While we’re using the iptables method for forwarding to port 53, I’ve been trying to get this to work querying Consul directly on port 8600. The port is up, and Consul does register that it received a DNS request, but it doesn’t respond with any services.

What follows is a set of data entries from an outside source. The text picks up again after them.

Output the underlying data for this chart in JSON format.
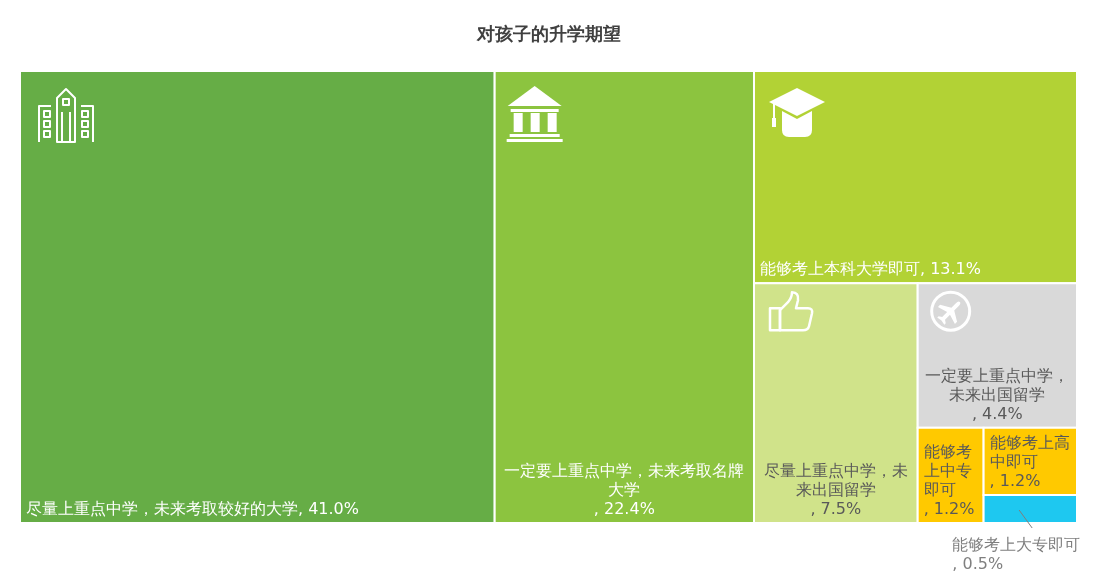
{
  "chart_data": {
    "type": "other",
    "title": "对孩子的升学期望",
    "categories": [
      "尽量上重点中学，未来考取较好的大学",
      "一定要上重点中学，未来考取名牌大学",
      "能够考上本科大学即可",
      "尽量上重点中学，未来出国留学",
      "一定要上重点中学，未来出国留学",
      "能够考上中专即可",
      "能够考上高中即可",
      "能够考上大专即可"
    ],
    "values": [
      41.0,
      22.4,
      13.1,
      7.5,
      4.4,
      1.2,
      1.2,
      0.5
    ],
    "value_labels": [
      ", 41.0%",
      ", 22.4%",
      ", 13.1%",
      ", 7.5%",
      ", 4.4%",
      ", 1.2%",
      ", 1.2%",
      ", 0.5%"
    ],
    "colors": [
      "#66ad46",
      "#8cc43f",
      "#b2d235",
      "#d0e38a",
      "#d9d9d9",
      "#ffc900",
      "#ffc900",
      "#1ec8f0"
    ]
  }
}
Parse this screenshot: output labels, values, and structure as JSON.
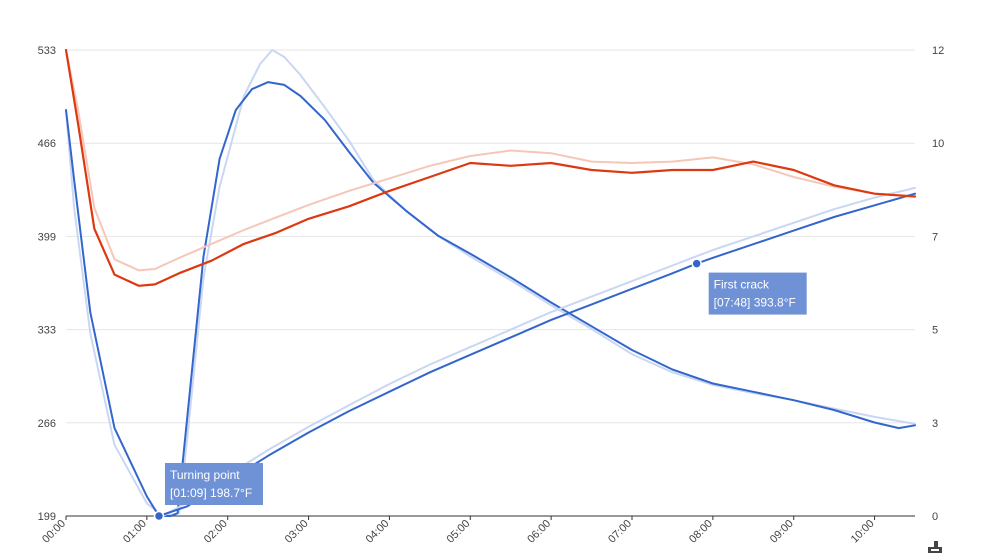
{
  "chart_data": {
    "type": "line",
    "title": "",
    "xlabel": "",
    "ylabel": "",
    "x_unit": "minutes (mm:ss)",
    "x_range": [
      0,
      10.5
    ],
    "x_ticks": [
      "00:00",
      "01:00",
      "02:00",
      "03:00",
      "04:00",
      "05:00",
      "06:00",
      "07:00",
      "08:00",
      "09:00",
      "10:00"
    ],
    "y_left": {
      "range": [
        199,
        533
      ],
      "ticks": [
        "199",
        "266",
        "333",
        "399",
        "466",
        "533"
      ]
    },
    "y_right": {
      "range": [
        0,
        12
      ],
      "ticks": [
        "0",
        "3",
        "5",
        "7",
        "10",
        "12"
      ]
    },
    "grid": true,
    "legend": "none",
    "series": [
      {
        "id": "temp_ref",
        "axis": "left",
        "color": "#c9d7f2",
        "width": 2,
        "points": [
          [
            0,
            490
          ],
          [
            0.1,
            420
          ],
          [
            0.3,
            330
          ],
          [
            0.6,
            250
          ],
          [
            1.0,
            208
          ],
          [
            1.2,
            199
          ],
          [
            1.4,
            201
          ],
          [
            1.5,
            255
          ],
          [
            1.7,
            370
          ],
          [
            1.9,
            435
          ],
          [
            2.2,
            500
          ],
          [
            2.4,
            523
          ],
          [
            2.55,
            533
          ],
          [
            2.7,
            528
          ],
          [
            2.9,
            515
          ],
          [
            3.2,
            492
          ],
          [
            3.5,
            468
          ],
          [
            3.8,
            440
          ],
          [
            4.2,
            418
          ],
          [
            4.6,
            400
          ],
          [
            5.0,
            385
          ],
          [
            5.5,
            368
          ],
          [
            6.0,
            350
          ],
          [
            6.5,
            333
          ],
          [
            7.0,
            315
          ],
          [
            7.5,
            302
          ],
          [
            8.0,
            293
          ],
          [
            8.5,
            287
          ],
          [
            9.0,
            282
          ],
          [
            9.5,
            276
          ],
          [
            10.0,
            270
          ],
          [
            10.5,
            265
          ]
        ]
      },
      {
        "id": "temp",
        "axis": "left",
        "color": "#3366cc",
        "width": 2,
        "points": [
          [
            0,
            490
          ],
          [
            0.1,
            440
          ],
          [
            0.3,
            345
          ],
          [
            0.6,
            262
          ],
          [
            1.0,
            213
          ],
          [
            1.15,
            199
          ],
          [
            1.3,
            199
          ],
          [
            1.38,
            201
          ],
          [
            1.5,
            270
          ],
          [
            1.7,
            385
          ],
          [
            1.9,
            455
          ],
          [
            2.1,
            490
          ],
          [
            2.3,
            505
          ],
          [
            2.5,
            510
          ],
          [
            2.7,
            508
          ],
          [
            2.9,
            500
          ],
          [
            3.2,
            483
          ],
          [
            3.5,
            460
          ],
          [
            3.8,
            438
          ],
          [
            4.2,
            418
          ],
          [
            4.6,
            400
          ],
          [
            5.0,
            387
          ],
          [
            5.5,
            370
          ],
          [
            6.0,
            352
          ],
          [
            6.5,
            335
          ],
          [
            7.0,
            318
          ],
          [
            7.5,
            304
          ],
          [
            8.0,
            294
          ],
          [
            8.5,
            288
          ],
          [
            9.0,
            282
          ],
          [
            9.5,
            275
          ],
          [
            10.0,
            266
          ],
          [
            10.3,
            262
          ],
          [
            10.5,
            264
          ]
        ]
      },
      {
        "id": "ror_ref",
        "axis": "right",
        "color": "#c9d7f2",
        "width": 2,
        "points": [
          [
            1.2,
            0
          ],
          [
            1.5,
            0.35
          ],
          [
            2.0,
            1.05
          ],
          [
            2.5,
            1.7
          ],
          [
            3.0,
            2.3
          ],
          [
            3.5,
            2.85
          ],
          [
            4.0,
            3.4
          ],
          [
            4.5,
            3.9
          ],
          [
            5.0,
            4.35
          ],
          [
            5.5,
            4.8
          ],
          [
            6.0,
            5.25
          ],
          [
            6.5,
            5.65
          ],
          [
            7.0,
            6.05
          ],
          [
            7.5,
            6.45
          ],
          [
            8.0,
            6.85
          ],
          [
            8.5,
            7.2
          ],
          [
            9.0,
            7.55
          ],
          [
            9.5,
            7.9
          ],
          [
            10.0,
            8.2
          ],
          [
            10.5,
            8.45
          ]
        ]
      },
      {
        "id": "ror",
        "axis": "right",
        "color": "#3366cc",
        "width": 2,
        "points": [
          [
            1.15,
            0
          ],
          [
            1.5,
            0.25
          ],
          [
            2.0,
            0.9
          ],
          [
            2.5,
            1.55
          ],
          [
            3.0,
            2.15
          ],
          [
            3.5,
            2.7
          ],
          [
            4.0,
            3.2
          ],
          [
            4.5,
            3.7
          ],
          [
            5.0,
            4.15
          ],
          [
            5.5,
            4.6
          ],
          [
            6.0,
            5.05
          ],
          [
            6.5,
            5.45
          ],
          [
            7.0,
            5.85
          ],
          [
            7.5,
            6.25
          ],
          [
            7.8,
            6.5
          ],
          [
            8.0,
            6.65
          ],
          [
            8.5,
            7.0
          ],
          [
            9.0,
            7.35
          ],
          [
            9.5,
            7.7
          ],
          [
            10.0,
            8.0
          ],
          [
            10.5,
            8.3
          ]
        ]
      },
      {
        "id": "red_ref",
        "axis": "left",
        "color": "#f6c6b8",
        "width": 2,
        "points": [
          [
            0,
            533
          ],
          [
            0.15,
            490
          ],
          [
            0.35,
            420
          ],
          [
            0.6,
            383
          ],
          [
            0.9,
            375
          ],
          [
            1.1,
            376
          ],
          [
            1.4,
            384
          ],
          [
            1.8,
            394
          ],
          [
            2.2,
            404
          ],
          [
            2.6,
            413
          ],
          [
            3.0,
            422
          ],
          [
            3.5,
            432
          ],
          [
            4.0,
            441
          ],
          [
            4.5,
            450
          ],
          [
            5.0,
            457
          ],
          [
            5.5,
            461
          ],
          [
            6.0,
            459
          ],
          [
            6.5,
            453
          ],
          [
            7.0,
            452
          ],
          [
            7.5,
            453
          ],
          [
            8.0,
            456
          ],
          [
            8.5,
            451
          ],
          [
            9.0,
            442
          ],
          [
            9.5,
            435
          ],
          [
            10.0,
            430
          ],
          [
            10.5,
            428
          ]
        ]
      },
      {
        "id": "red",
        "axis": "left",
        "color": "#dc3912",
        "width": 2.2,
        "points": [
          [
            0,
            533
          ],
          [
            0.15,
            480
          ],
          [
            0.35,
            405
          ],
          [
            0.6,
            372
          ],
          [
            0.9,
            364
          ],
          [
            1.1,
            365
          ],
          [
            1.4,
            373
          ],
          [
            1.8,
            382
          ],
          [
            2.2,
            394
          ],
          [
            2.6,
            402
          ],
          [
            3.0,
            412
          ],
          [
            3.5,
            421
          ],
          [
            4.0,
            432
          ],
          [
            4.5,
            442
          ],
          [
            5.0,
            452
          ],
          [
            5.5,
            450
          ],
          [
            6.0,
            452
          ],
          [
            6.5,
            447
          ],
          [
            7.0,
            445
          ],
          [
            7.5,
            447
          ],
          [
            8.0,
            447
          ],
          [
            8.5,
            453
          ],
          [
            9.0,
            447
          ],
          [
            9.5,
            436
          ],
          [
            10.0,
            430
          ],
          [
            10.5,
            428
          ]
        ]
      }
    ],
    "annotations": [
      {
        "series": "temp",
        "x": 1.15,
        "y": 199,
        "line1": "Turning point",
        "line2": "[01:09] 198.7°F",
        "placement": "above-right"
      },
      {
        "series": "ror",
        "x": 7.8,
        "y": 6.5,
        "line1": "First crack",
        "line2": "[07:48] 393.8°F",
        "placement": "below-right"
      }
    ],
    "watermark_icon": "brand-logo-icon"
  }
}
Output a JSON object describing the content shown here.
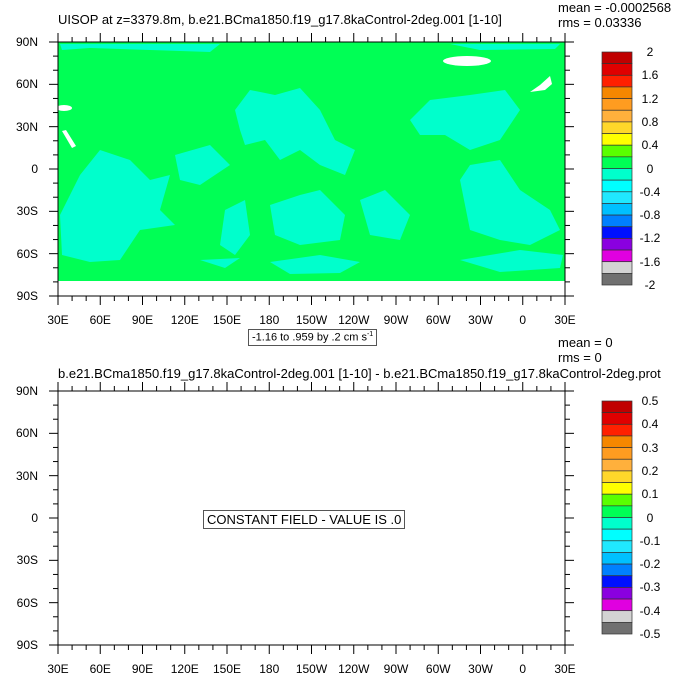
{
  "chart_data": [
    {
      "type": "heatmap",
      "title": "UISOP at z=3379.8m, b.e21.BCma1850.f19_g17.8kaControl-2deg.001 [1-10]",
      "stats": {
        "mean": "mean = -0.0002568",
        "rms": "rms = 0.03336"
      },
      "info_label": "-1.16 to .959 by .2 cm s",
      "info_unit_exp": "-1",
      "xlim": [
        30,
        390
      ],
      "ylim": [
        -90,
        90
      ],
      "xticks": [
        "30E",
        "60E",
        "90E",
        "120E",
        "150E",
        "180",
        "150W",
        "120W",
        "90W",
        "60W",
        "30W",
        "0",
        "30E"
      ],
      "yticks": [
        "90N",
        "60N",
        "30N",
        "0",
        "30S",
        "60S",
        "90S"
      ],
      "colorbar": {
        "labels": [
          "2",
          "1.6",
          "1.2",
          "0.8",
          "0.4",
          "0",
          "-0.4",
          "-0.8",
          "-1.2",
          "-1.6",
          "-2"
        ],
        "colors": [
          "#c00000",
          "#e00000",
          "#ff2000",
          "#f58700",
          "#ff9c20",
          "#ffb03c",
          "#ffd72a",
          "#ffff00",
          "#5aff00",
          "#00ff55",
          "#00ffcc",
          "#00ffff",
          "#20e8ff",
          "#00c0ff",
          "#0080ff",
          "#0010ff",
          "#8a00e0",
          "#e000e0",
          "#d3d3d3",
          "#707070"
        ]
      },
      "field_colors": {
        "dominant": "#00ff55",
        "secondary": "#00ffcc",
        "missing": "#ffffff"
      }
    },
    {
      "type": "heatmap",
      "title": "b.e21.BCma1850.f19_g17.8kaControl-2deg.001 [1-10] - b.e21.BCma1850.f19_g17.8kaControl-2deg.prot",
      "stats": {
        "mean": "mean = 0",
        "rms": "rms = 0"
      },
      "info_label": "CONSTANT FIELD - VALUE IS .0",
      "xlim": [
        30,
        390
      ],
      "ylim": [
        -90,
        90
      ],
      "xticks": [
        "30E",
        "60E",
        "90E",
        "120E",
        "150E",
        "180",
        "150W",
        "120W",
        "90W",
        "60W",
        "30W",
        "0",
        "30E"
      ],
      "yticks": [
        "90N",
        "60N",
        "30N",
        "0",
        "30S",
        "60S",
        "90S"
      ],
      "colorbar": {
        "labels": [
          "0.5",
          "0.4",
          "0.3",
          "0.2",
          "0.1",
          "0",
          "-0.1",
          "-0.2",
          "-0.3",
          "-0.4",
          "-0.5"
        ],
        "colors": [
          "#c00000",
          "#e00000",
          "#ff2000",
          "#f58700",
          "#ff9c20",
          "#ffb03c",
          "#ffd72a",
          "#ffff00",
          "#5aff00",
          "#00ff55",
          "#00ffcc",
          "#00ffff",
          "#20e8ff",
          "#00c0ff",
          "#0080ff",
          "#0010ff",
          "#8a00e0",
          "#e000e0",
          "#d3d3d3",
          "#707070"
        ]
      }
    }
  ]
}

dig @127.0.0.1 -p 8600 consul.service.dc.consul
; <<>> DiG 9.11.4-P2-RedHat-9.11.4-26.P2.el7_9.5 <<>> @127.0.0.1 -p 8600 consul.service.consul
; (1 server found)
;; global options: +cmd
;; Got answer:
;; ->>HEADER<<- opcode: QUERY, status: NXDOMAIN, id: 36388
;; flags: qr aa rd; QUERY: 1, ANSWER: 0, AUTHORITY: 1, ADDITIONAL: 1
;; WARNING: recursion requested but not available
;; OPT PSEUDOSECTION:
; EDNS: version: 0, flags:; udp: 4096
;; QUESTION SECTION:
;consul.service.dc.consul. IN A
;; AUTHORITY SECTION:
consul. 0 IN SOA ns.consul. hostmaster.consul. 1647278528 3600 600 86400 0
;; Query time: 0 msec
;; SERVER: 127.0.0.1#8600(127.0.0.1)
;; WHEN: Mon Mar 14 13:22:08 EDT 2022
;; MSG SIZE rcvd: 100
Consul logs this:
Mar 14 13:24:09 hostname consul[14097]: 2022-03-14T13:24:09.158-0400 [DEBUG] agent.dns: request served from client: name=consul.service.dc.consul. type=A class=IN latency=837.458µs client=127.0.0.1:60215 client_network=udp
The second DC logs a practically identical message in logs, but resolves dig correctly (even when querying for the primary DC):
dig @127.0.0.1 -p 8600 consul.service.dc.consul
; <<>> DiG 9.11.4-P2-RedHat-9.11.4-16.P2.el7_8.6 <<>> @127.0.0.1 -p 8600 consul.service.mtl2.consul
; (1 server found)
;; global options: +cmd
;; Got answer:
;; ->>HEADER<<- opcode: QUERY, status: NOERROR, id: 19490
;; flags: qr aa rd; QUERY: 1, ANSWER: 3, AUTHORITY: 0, ADDITIONAL: 1
;; WARNING: recursion requested but not available
;; OPT PSEUDOSECTION:
; EDNS: version: 0, flags:; udp: 4096
;; QUESTION SECTION:
;consul.service.dc.consul. IN A
;; ANSWER SECTION:
consul.service.dc.consul. 0 IN A 10.208.0.102
consul.service.dc.consul. 0 IN A 10.208.0.206
consul.service.dc.consul. 0 IN A 10.208.0.97
;; Query time: 2 msec
;; SERVER: 127.0.0.1#8600(127.0.0.1)
;; WHEN: Mon Mar 14 13:29:24 EDT 2022
;; MSG SIZE rcvd: 103
I figured that since it was working before the reboot, it might have been some kind of ephemeral change that we had made to the iptables rules, but we’re having this issue when querying Consul directly. Unfortunately, the debug doesn’t tell me if it’s having an issue returning a list of servers, or exactly why it returned what it did, so I’m kind of stuck troubleshooting why the DNS is failing to return anything.